The childhood game of Hot & Cold, akin to Marco Polo and hide-and-seek, invaded 12 Walmart stores in June and helped win a team of aspiring marketers first place in a national competition.
The 19-member team, the Miami Collective from the University of Miami’s undergraduate School of Communication, bested 17 other universities from around the country in the National Student Advertising Competition — for the second time in three years.
The competition, hosted annually by the American Advertising Federation, challenges students to develop marketing campaigns that they present to corporate executives. Recognizable brands like Coca-Cola, Nissan and State Farm have been clients in the past. In 2011, another University of Miami team took home its first national championship for the campaign it created for JCPenney.

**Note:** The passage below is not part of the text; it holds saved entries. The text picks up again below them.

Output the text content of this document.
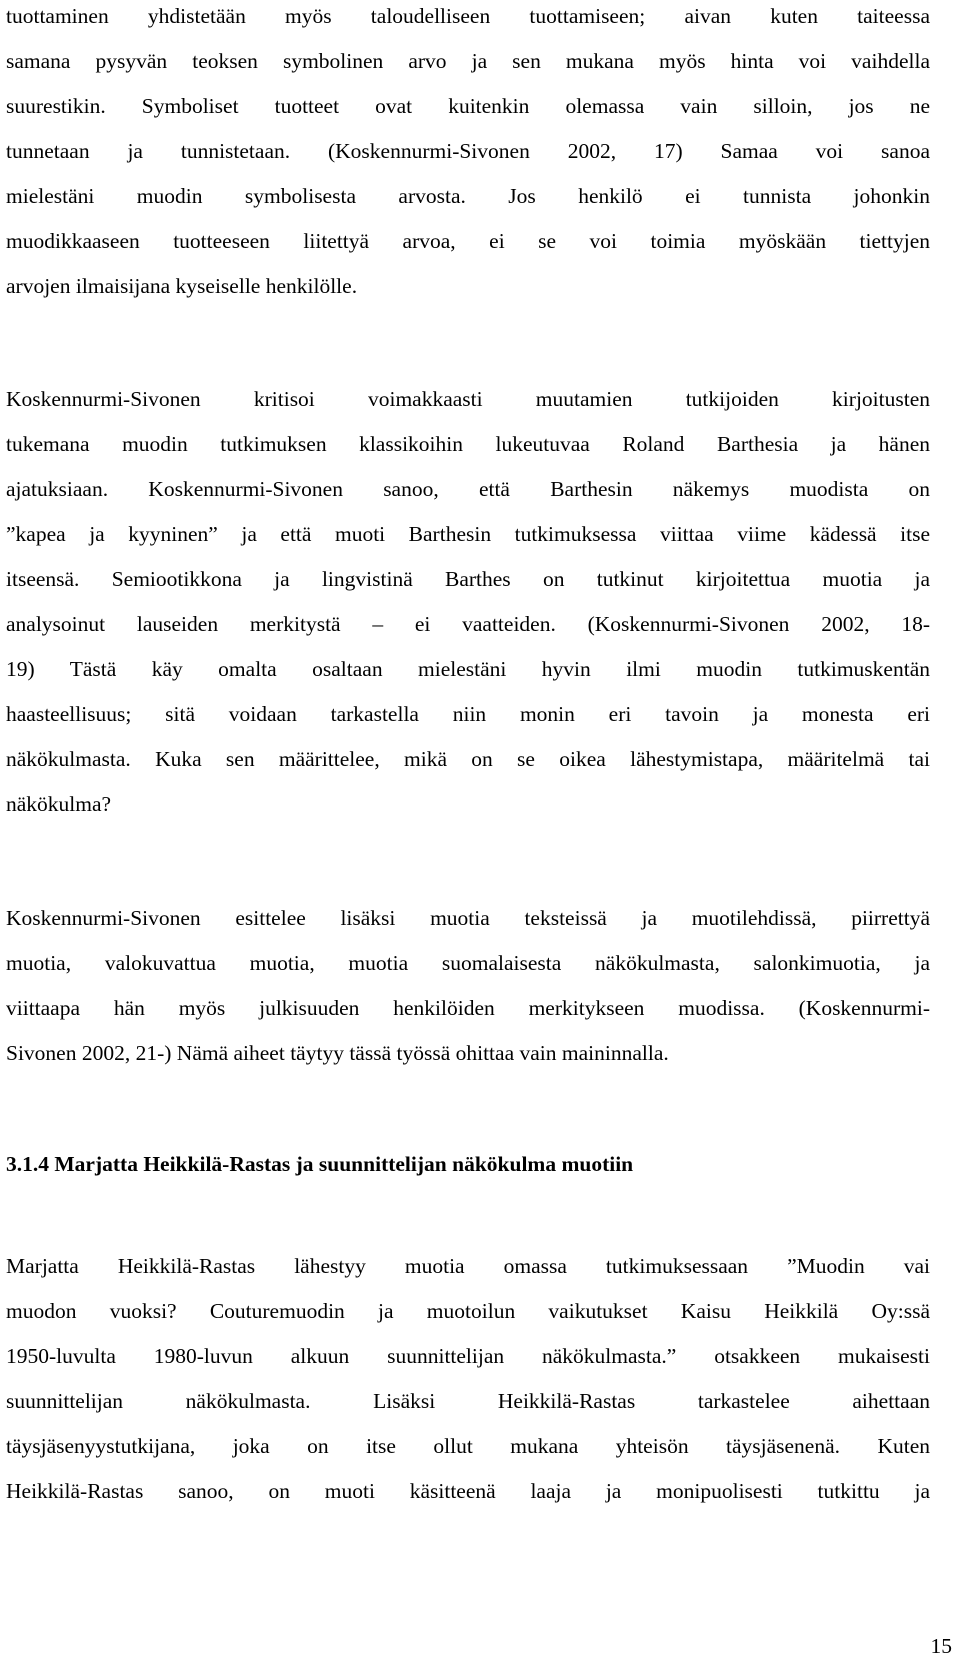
tuottaminen yhdistetään myös taloudelliseen tuottamiseen; aivan kuten taiteessa
samana pysyvän teoksen symbolinen arvo ja sen mukana myös hinta voi vaihdella
suurestikin. Symboliset tuotteet ovat kuitenkin olemassa vain silloin, jos ne
tunnetaan ja tunnistetaan. (Koskennurmi-Sivonen 2002, 17) Samaa voi sanoa
mielestäni muodin symbolisesta arvosta. Jos henkilö ei tunnista johonkin
muodikkaaseen tuotteeseen liitettyä arvoa, ei se voi toimia myöskään tiettyjen
arvojen ilmaisijana kyseiselle henkilölle.
Koskennurmi-Sivonen kritisoi voimakkaasti muutamien tutkijoiden kirjoitusten
tukemana muodin tutkimuksen klassikoihin lukeutuvaa Roland Barthesia ja hänen
ajatuksiaan. Koskennurmi-Sivonen sanoo, että Barthesin näkemys muodista on
”kapea ja kyyninen” ja että muoti Barthesin tutkimuksessa viittaa viime kädessä itse
itseensä. Semiootikkona ja lingvistinä Barthes on tutkinut kirjoitettua muotia ja
analysoinut lauseiden merkitystä – ei vaatteiden. (Koskennurmi-Sivonen 2002, 18-
19) Tästä käy omalta osaltaan mielestäni hyvin ilmi muodin tutkimuskentän
haasteellisuus; sitä voidaan tarkastella niin monin eri tavoin ja monesta eri
näkökulmasta. Kuka sen määrittelee, mikä on se oikea lähestymistapa, määritelmä tai
näkökulma?
Koskennurmi-Sivonen esittelee lisäksi muotia teksteissä ja muotilehdissä, piirrettyä
muotia, valokuvattua muotia, muotia suomalaisesta näkökulmasta, salonkimuotia, ja
viittaapa hän myös julkisuuden henkilöiden merkitykseen muodissa. (Koskennurmi-
Sivonen 2002, 21-) Nämä aiheet täytyy tässä työssä ohittaa vain maininnalla.
3.1.4 Marjatta Heikkilä-Rastas ja suunnittelijan näkökulma muotiin
Marjatta Heikkilä-Rastas lähestyy muotia omassa tutkimuksessaan ”Muodin vai
muodon vuoksi? Couturemuodin ja muotoilun vaikutukset Kaisu Heikkilä Oy:ssä
1950-luvulta 1980-luvun alkuun suunnittelijan näkökulmasta.” otsakkeen mukaisesti
suunnittelijan näkökulmasta. Lisäksi Heikkilä-Rastas tarkastelee aihettaan
täysjäsenyystutkijana, joka on itse ollut mukana yhteisön täysjäsenenä. Kuten
Heikkilä-Rastas sanoo, on muoti käsitteenä laaja ja monipuolisesti tutkittu ja
15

The Miami Collective created a $10 million, five-month campaign that targeted do-it-yourself women who shop at Walmart for supplies but typically go elsewhere for paint. Now, the company that makes Glidden Paint — Walmart’s primary paint brand — plans to visit the Walmart global headquarters in Bentonville, Ark., to introduce some of the strategies that the students employed.
“The University of Miami’s work will be represented in our summary of what could be implemented in the market,” said Eric Stasiowski, communications director for PPG Architectural Coatings.
Growing the brand at Walmart is a real challenge, Stasiowski said. “Walmart is not the first destination people think of for paint,” he said.
By reintroducing Glidden as the name-brand gem hidden within the maze of Walmart, the team aimed to lure its target market to the paint department, said Tayler White, creative player on the team and recent graduate of the university.
“Part of the reason people weren’t buying Glidden Paint at Walmart was because it wasn’t the best experience,” White said. “The department was disorganized, which made finding samples hard.”
By splitting the department into five color-coded sections, providing information that might be asked of paint specialists and giving demonstrations, the team overhauled the Glidden Paint section of the stores.
Then, the team introduced the Hot & Cold game to grab shoppers’ attention in 12 Walmart locations.
“We used different signs around the stores to indicate whether people were getting warmer or colder,” White said. “For example, the home décor department was a hot area, whereas the food department was cold.”
To pique customer curiosity, the team dropped clues that doubled as incentives. Shoppers then gathered the clues throughout the stores. “They received a 10 percent discount by collecting the clues,” White said. If customers followed clues all the way to the paint department, they had the chance to win $100 for their next do-it-yourself projects.
But before the campaign hit stores June 5, the team of students aired teaser ads on YouTube and used social media to build hype.
Some customers went crazy, snatching up clues and racing to the paint department to grab products. But most customers casually participated, White said.
To fine-tune its strategy, the group tested products at store entrances and at art fairs to gauge consumer perception of Glidden, Garcia said.
Stasiowski said the team’s research was most impressive, which paid off: the team also took home the award for best use of research.